Grief - Part 2

June 29, 2025

Grief - Part 2

My Dad passed away two years ago today. Six months after he passed, I wrote about my grief journey on a Saturday morning in a coffee shop, which felt like a whole therapy session. Sharing it with friends and family also had a tremendous impact on my journey. Since then, I’ve had new challenges, and grown as well.

Grief isn’t something that will be over one day. It’s something you move with. Sometimes one step forward, sometimes two steps back. In the past two years, I’ve noticed myself spending less time in denial or depression, and more time in bargaining. Eventually, in small glimpses of life, moving toward acceptance.


Bargaining

Depression, denial, and anger are like an unremovable filter imposed on the world—color faded, joy dulled, even good moments turned hollow. There is not much you can do about it, except to recognize and be aware of their existence.

Similar yet different, bargaining also acts as a filter, but more on the inner world. It’s the inner voice that needs no triggers. Without awareness, it’s easy to spiral—and be led into any of the other stages of grief.

Bargaining sounds like this:

  • If only I had insisted on another doctor.
  • If only I had transferred him earlier.
  • If only I had done more, said more, been there more.

These thoughts loop endlessly, not because I believe them, but because they offer a kind of illusion: the illusion that I still had control, that I could have changed the ending. Bargaining isn’t just about blame—it’s a desperate attempt to rewrite the story so it doesn’t hurt as much.

In hindsight, I think it was also a shield. When I was busy questioning every decision, I wasn’t falling apart. I was thinking, analyzing, distracting. That spiral gave me something to do—something that felt productive, even when it wasn’t. It delayed the weight of grief until I was ready to feel it.


Acceptance

Acceptance didn’t arrive like a finish line. It showed up in small moments. Clearing out a drawer. Seeing his picture and not triggering emotionally.

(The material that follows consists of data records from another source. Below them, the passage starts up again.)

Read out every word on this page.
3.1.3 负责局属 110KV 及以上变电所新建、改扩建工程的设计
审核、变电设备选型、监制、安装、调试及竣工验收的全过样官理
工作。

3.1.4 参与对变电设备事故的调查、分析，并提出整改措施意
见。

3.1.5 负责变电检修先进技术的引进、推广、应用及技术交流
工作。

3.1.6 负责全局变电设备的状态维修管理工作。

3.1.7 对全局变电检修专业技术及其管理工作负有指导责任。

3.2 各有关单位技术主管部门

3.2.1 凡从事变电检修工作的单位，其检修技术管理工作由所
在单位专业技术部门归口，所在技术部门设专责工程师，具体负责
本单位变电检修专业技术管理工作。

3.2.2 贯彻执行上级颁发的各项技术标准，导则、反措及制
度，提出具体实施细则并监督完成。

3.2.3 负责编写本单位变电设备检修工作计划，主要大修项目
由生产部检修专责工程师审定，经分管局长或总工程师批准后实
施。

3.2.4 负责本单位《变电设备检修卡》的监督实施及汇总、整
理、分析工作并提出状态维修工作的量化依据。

I realized acceptance was near during my mom’s recent visit, when we talked about Dad and his stories like normal—what he said, what he used to do, what he liked. Naturally, as part of a conversation, as if he never left.

It’s not peace, not yet. But it’s the beginning of peacefully living with it.

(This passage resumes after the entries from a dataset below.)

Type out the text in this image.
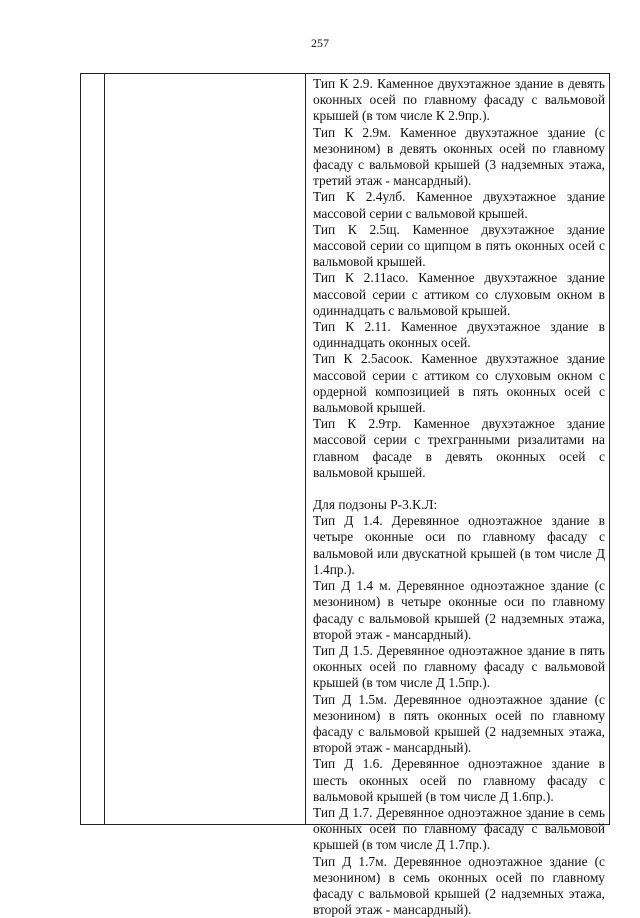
257

Тип К 2.9. Каменное двухэтажное здание в девять оконных осей по главному фасаду с вальмовой крышей (в том числе К 2.9пр.).

Тип К 2.9м. Каменное двухэтажное здание (с мезонином) в девять оконных осей по главному фасаду с вальмовой крышей (3 надземных этажа, третий этаж - мансардный).

Тип К 2.4улб. Каменное двухэтажное здание массовой серии с вальмовой крышей.

Тип К 2.5щ. Каменное двухэтажное здание массовой серии со щипцом в пять оконных осей с вальмовой крышей.

Тип К 2.11асо. Каменное двухэтажное здание массовой серии с аттиком со слуховым окном в одиннадцать с вальмовой крышей.

Тип К 2.11. Каменное двухэтажное здание в одиннадцать оконных осей.

Тип К 2.5асоок. Каменное двухэтажное здание массовой серии с аттиком со слуховым окном с ордерной композицией в пять оконных осей с вальмовой крышей.

Тип К 2.9тр. Каменное двухэтажное здание массовой серии с трехгранными ризалитами на главном фасаде в девять оконных осей с вальмовой крышей.

Для подзоны Р-3.К.Л:

Тип Д 1.4. Деревянное одноэтажное здание в четыре оконные оси по главному фасаду с вальмовой или двускатной крышей (в том числе Д 1.4пр.).

Тип Д 1.4 м. Деревянное одноэтажное здание (с мезонином) в четыре оконные оси по главному фасаду с вальмовой крышей (2 надземных этажа, второй этаж - мансардный).

Тип Д 1.5. Деревянное одноэтажное здание в пять оконных осей по главному фасаду с вальмовой крышей (в том числе Д 1.5пр.).

Тип Д 1.5м. Деревянное одноэтажное здание (с мезонином) в пять оконных осей по главному фасаду с вальмовой крышей (2 надземных этажа, второй этаж - мансардный).

Тип Д 1.6. Деревянное одноэтажное здание в шесть оконных осей по главному фасаду с вальмовой крышей (в том числе Д 1.6пр.).

Тип Д 1.7. Деревянное одноэтажное здание в семь оконных осей по главному фасаду с вальмовой крышей (в том числе Д 1.7пр.).

Тип Д 1.7м. Деревянное одноэтажное здание (с мезонином) в семь оконных осей по главному фасаду с вальмовой крышей (2 надземных этажа, второй этаж - мансардный).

It’s also the beginning of reclaiming life, piece by piece. Letting myself laugh without guilt. Letting good things happen again.


My Mom

My mom has carried the heaviest load of all, dealing with what’s left. She started therapy a few months after he passed, and it has helped her in many significant ways.

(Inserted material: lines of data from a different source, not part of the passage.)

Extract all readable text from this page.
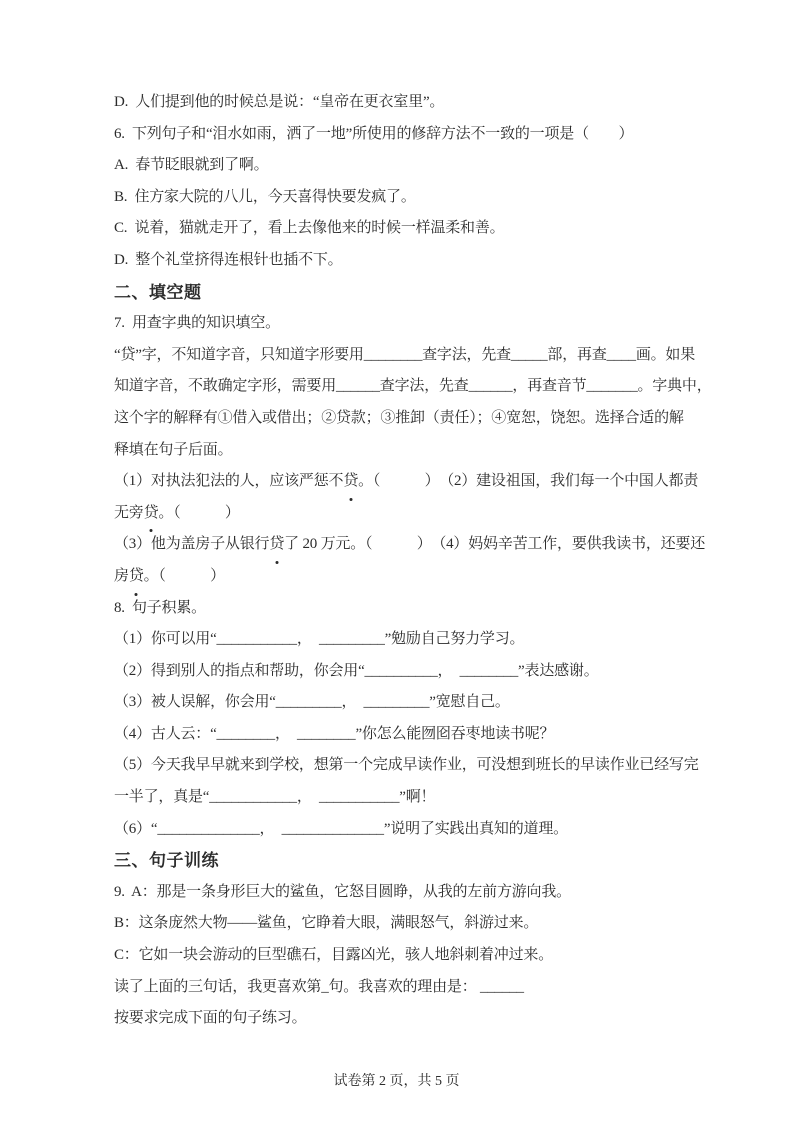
D.  人们提到他的时候总是说：“皇帝在更衣室里”。
6.  下列句子和“泪水如雨，洒了一地”所使用的修辞方法不一致的一项是（　　）
A.  春节眨眼就到了啊。
B.  住方家大院的八儿，今天喜得快要发疯了。
C.  说着，猫就走开了，看上去像他来的时候一样温柔和善。
D.  整个礼堂挤得连根针也插不下。
二、填空题
7.  用查字典的知识填空。
“贷”字，不知道字音，只知道字形要用________查字法，先查_____部，再查____画。如果
知道字音，不敢确定字形，需要用______查字法，先查______，再查音节_______。字典中，
这个字的解释有①借入或借出；②贷款；③推卸（责任）；④宽恕，饶恕。选择合适的解
释填在句子后面。
（1）对执法犯法的人，应该严惩不贷。（　　　）　（2）建设祖国，我们每一个中国人都责
无旁贷。（　　　）
（3）他为盖房子从银行贷了 20 万元。（　　　）　（4）妈妈辛苦工作，要供我读书，还要还
房贷。（　　　）
8.  句子积累。
（1）你可以用“___________，　_________”勉励自己努力学习。
（2）得到别人的指点和帮助，你会用“__________，　________”表达感谢。
（3）被人误解，你会用“_________，　_________”宽慰自己。
（4）古人云：“________，　________”你怎么能囫囵吞枣地读书呢？
（5）今天我早早就来到学校，想第一个完成早读作业，可没想到班长的早读作业已经写完
一半了，真是“____________，　___________”啊！
（6）“______________，　______________”说明了实践出真知的道理。
三、句子训练
9.  A：那是一条身形巨大的鲨鱼，它怒目圆睁，从我的左前方游向我。
B：这条庞然大物——鲨鱼，它睁着大眼，满眼怒气，斜游过来。
C：它如一块会游动的巨型礁石，目露凶光，骇人地斜刺着冲过来。
读了上面的三句话，我更喜欢第_句。我喜欢的理由是： ______
按要求完成下面的句子练习。
试卷第 2 页，共 5 页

Eventually, it helped so much that she started sharing what she learned—first with friends, then with others who needed support. She found purpose in helping, and in doing so, she helped herself too.

In my hardest moments, she became the one who reminded me how far we’ve come.

There’s a kind of healing that happens when you stop fighting what is, and start turning toward what’s next—not in forgetting, but in carrying forward the love, the memories, and the strength they gave you.